A la luz de lo anterior, los juegos de azar, rifas o loterías por dinero o por cualquier cosa de valor en el contexto de una asociación comunitaria violan el Capítulo 849 de los Estatutos de Florida, incluso en la medida en que la asociación comunitaria no reciba una parte de los ingresos o una parte de los ingresos vaya a una «causa benéfica».»Una asociación de la comunidad de patrocinio, realización, promoción, publicidad, o ayudar con tales actividades ilegales – o incluso tener «fugaz conocimiento» de que los miembros y sus invitados, de manera independiente, intentar patrocinar, dirigir, promover o anunciar en la asociación de la propiedad y de la asociación de la comunidad por no tomar medidas para detener las actividades ilícitas – puede exponer a la asociación de la comunidad, sus empleados, directores, y/o sus miembros de la junta directiva de la responsabilidad penal.
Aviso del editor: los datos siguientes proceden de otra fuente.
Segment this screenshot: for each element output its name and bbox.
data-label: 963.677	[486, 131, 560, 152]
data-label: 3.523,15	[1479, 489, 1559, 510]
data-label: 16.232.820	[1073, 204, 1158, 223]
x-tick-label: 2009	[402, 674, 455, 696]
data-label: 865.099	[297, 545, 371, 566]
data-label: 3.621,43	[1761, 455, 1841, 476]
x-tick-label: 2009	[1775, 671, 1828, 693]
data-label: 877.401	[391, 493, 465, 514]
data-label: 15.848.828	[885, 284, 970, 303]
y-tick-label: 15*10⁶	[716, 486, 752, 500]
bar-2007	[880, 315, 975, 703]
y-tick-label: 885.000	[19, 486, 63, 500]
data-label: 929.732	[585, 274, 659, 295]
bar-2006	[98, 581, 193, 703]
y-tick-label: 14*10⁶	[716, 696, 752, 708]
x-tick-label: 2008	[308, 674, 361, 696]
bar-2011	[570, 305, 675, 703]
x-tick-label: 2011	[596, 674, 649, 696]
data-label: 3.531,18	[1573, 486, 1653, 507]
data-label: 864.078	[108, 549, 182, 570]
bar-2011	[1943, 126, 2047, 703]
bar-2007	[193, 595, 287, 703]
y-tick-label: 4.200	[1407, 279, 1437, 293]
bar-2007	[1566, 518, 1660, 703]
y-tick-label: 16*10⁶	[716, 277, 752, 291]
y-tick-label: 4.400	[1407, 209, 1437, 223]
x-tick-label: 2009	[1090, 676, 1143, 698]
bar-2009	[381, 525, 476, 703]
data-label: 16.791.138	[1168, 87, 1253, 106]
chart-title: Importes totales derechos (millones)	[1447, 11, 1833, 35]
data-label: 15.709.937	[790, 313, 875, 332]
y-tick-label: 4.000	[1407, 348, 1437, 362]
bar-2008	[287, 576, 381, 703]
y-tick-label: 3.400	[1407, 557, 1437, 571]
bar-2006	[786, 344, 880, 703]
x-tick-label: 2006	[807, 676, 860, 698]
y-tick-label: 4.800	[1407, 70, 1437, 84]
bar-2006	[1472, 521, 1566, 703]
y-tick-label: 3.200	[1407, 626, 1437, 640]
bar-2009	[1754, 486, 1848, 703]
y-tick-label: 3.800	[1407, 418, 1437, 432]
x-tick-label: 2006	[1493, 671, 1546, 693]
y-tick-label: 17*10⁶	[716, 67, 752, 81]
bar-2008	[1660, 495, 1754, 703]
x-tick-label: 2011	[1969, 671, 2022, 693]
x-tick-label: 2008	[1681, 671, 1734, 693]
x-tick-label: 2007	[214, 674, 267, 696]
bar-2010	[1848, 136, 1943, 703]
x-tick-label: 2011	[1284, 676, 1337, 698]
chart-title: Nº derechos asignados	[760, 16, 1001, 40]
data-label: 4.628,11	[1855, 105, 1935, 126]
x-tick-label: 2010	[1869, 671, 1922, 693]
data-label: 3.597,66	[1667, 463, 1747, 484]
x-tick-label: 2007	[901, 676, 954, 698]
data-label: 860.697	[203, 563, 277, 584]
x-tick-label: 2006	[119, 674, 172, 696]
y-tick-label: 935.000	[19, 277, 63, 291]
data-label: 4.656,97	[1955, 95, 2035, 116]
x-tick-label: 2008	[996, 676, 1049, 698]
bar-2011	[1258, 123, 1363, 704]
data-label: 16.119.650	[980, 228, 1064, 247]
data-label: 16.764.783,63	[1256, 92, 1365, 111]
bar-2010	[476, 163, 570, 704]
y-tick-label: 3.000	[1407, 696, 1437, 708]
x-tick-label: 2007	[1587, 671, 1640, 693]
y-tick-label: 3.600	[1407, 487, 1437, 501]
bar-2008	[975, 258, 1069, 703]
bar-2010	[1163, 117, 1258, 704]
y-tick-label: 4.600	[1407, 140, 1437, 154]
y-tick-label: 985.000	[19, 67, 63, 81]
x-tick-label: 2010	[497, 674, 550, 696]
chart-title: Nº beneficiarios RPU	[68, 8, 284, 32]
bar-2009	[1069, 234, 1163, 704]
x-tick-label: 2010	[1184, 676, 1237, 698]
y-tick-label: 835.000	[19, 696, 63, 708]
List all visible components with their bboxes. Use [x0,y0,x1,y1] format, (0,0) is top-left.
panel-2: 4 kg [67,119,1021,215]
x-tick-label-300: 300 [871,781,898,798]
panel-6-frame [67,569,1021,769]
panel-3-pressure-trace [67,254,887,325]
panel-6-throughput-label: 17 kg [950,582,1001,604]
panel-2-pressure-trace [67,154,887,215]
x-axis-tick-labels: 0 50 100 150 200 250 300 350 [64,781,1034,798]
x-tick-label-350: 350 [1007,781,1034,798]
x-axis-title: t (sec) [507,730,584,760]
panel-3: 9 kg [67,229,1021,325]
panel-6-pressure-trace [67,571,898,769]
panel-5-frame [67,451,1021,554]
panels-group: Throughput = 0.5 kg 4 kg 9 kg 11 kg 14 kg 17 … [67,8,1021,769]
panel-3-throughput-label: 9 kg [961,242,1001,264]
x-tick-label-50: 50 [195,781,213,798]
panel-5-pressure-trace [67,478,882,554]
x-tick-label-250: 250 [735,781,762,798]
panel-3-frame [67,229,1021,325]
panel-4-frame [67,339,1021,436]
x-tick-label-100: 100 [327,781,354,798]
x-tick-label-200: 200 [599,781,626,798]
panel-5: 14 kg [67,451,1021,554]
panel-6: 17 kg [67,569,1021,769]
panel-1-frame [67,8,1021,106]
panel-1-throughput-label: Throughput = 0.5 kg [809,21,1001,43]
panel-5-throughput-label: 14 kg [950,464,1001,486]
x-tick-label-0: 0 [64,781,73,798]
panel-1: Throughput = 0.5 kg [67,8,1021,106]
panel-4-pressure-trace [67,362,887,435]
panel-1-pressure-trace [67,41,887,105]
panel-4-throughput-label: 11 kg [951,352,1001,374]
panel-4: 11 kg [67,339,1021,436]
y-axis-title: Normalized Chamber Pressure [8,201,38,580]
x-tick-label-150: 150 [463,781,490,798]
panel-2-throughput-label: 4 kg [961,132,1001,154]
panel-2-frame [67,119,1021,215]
La conducta delictiva de una corporación también presenta problemas potenciales adicionales, que incluyen, entre otros, la pérdida del derecho a la presunción de indemnización (exención de responsabilidad) en caso de que se inicien procedimientos legales y exclusiones de la cobertura de la mayoría de las pólizas de seguros, incluidas las pólizas de responsabilidad de Directores y funcionarios (D&O).

En consecuencia, se aconseja que las asociaciones comunitarias nunca traten de llevar a cabo o patrocinar juegos de azar, sorteos o loterías por dinero o por cualquier cosa de valor en la propiedad de la asociación, y recuerden a sus miembros que estas actividades son ilegales y no están permitidas en ningún lugar de la propiedad de la asociación. En la medida en que los miembros o sus invitados no cumplan con la ley de Florida (y probablemente también con los documentos que rigen la asociación comunitaria) con respecto a estas actividades, las asociaciones comunitarias deben consultar con sus proveedores de servicios legales. La asociación comunitaria puede tener la autoridad de imponer multas razonables y / o suspender los derechos de los miembros para usar las instalaciones comunes, o iniciar acciones legales para obligar al cumplimiento de los documentos rectores.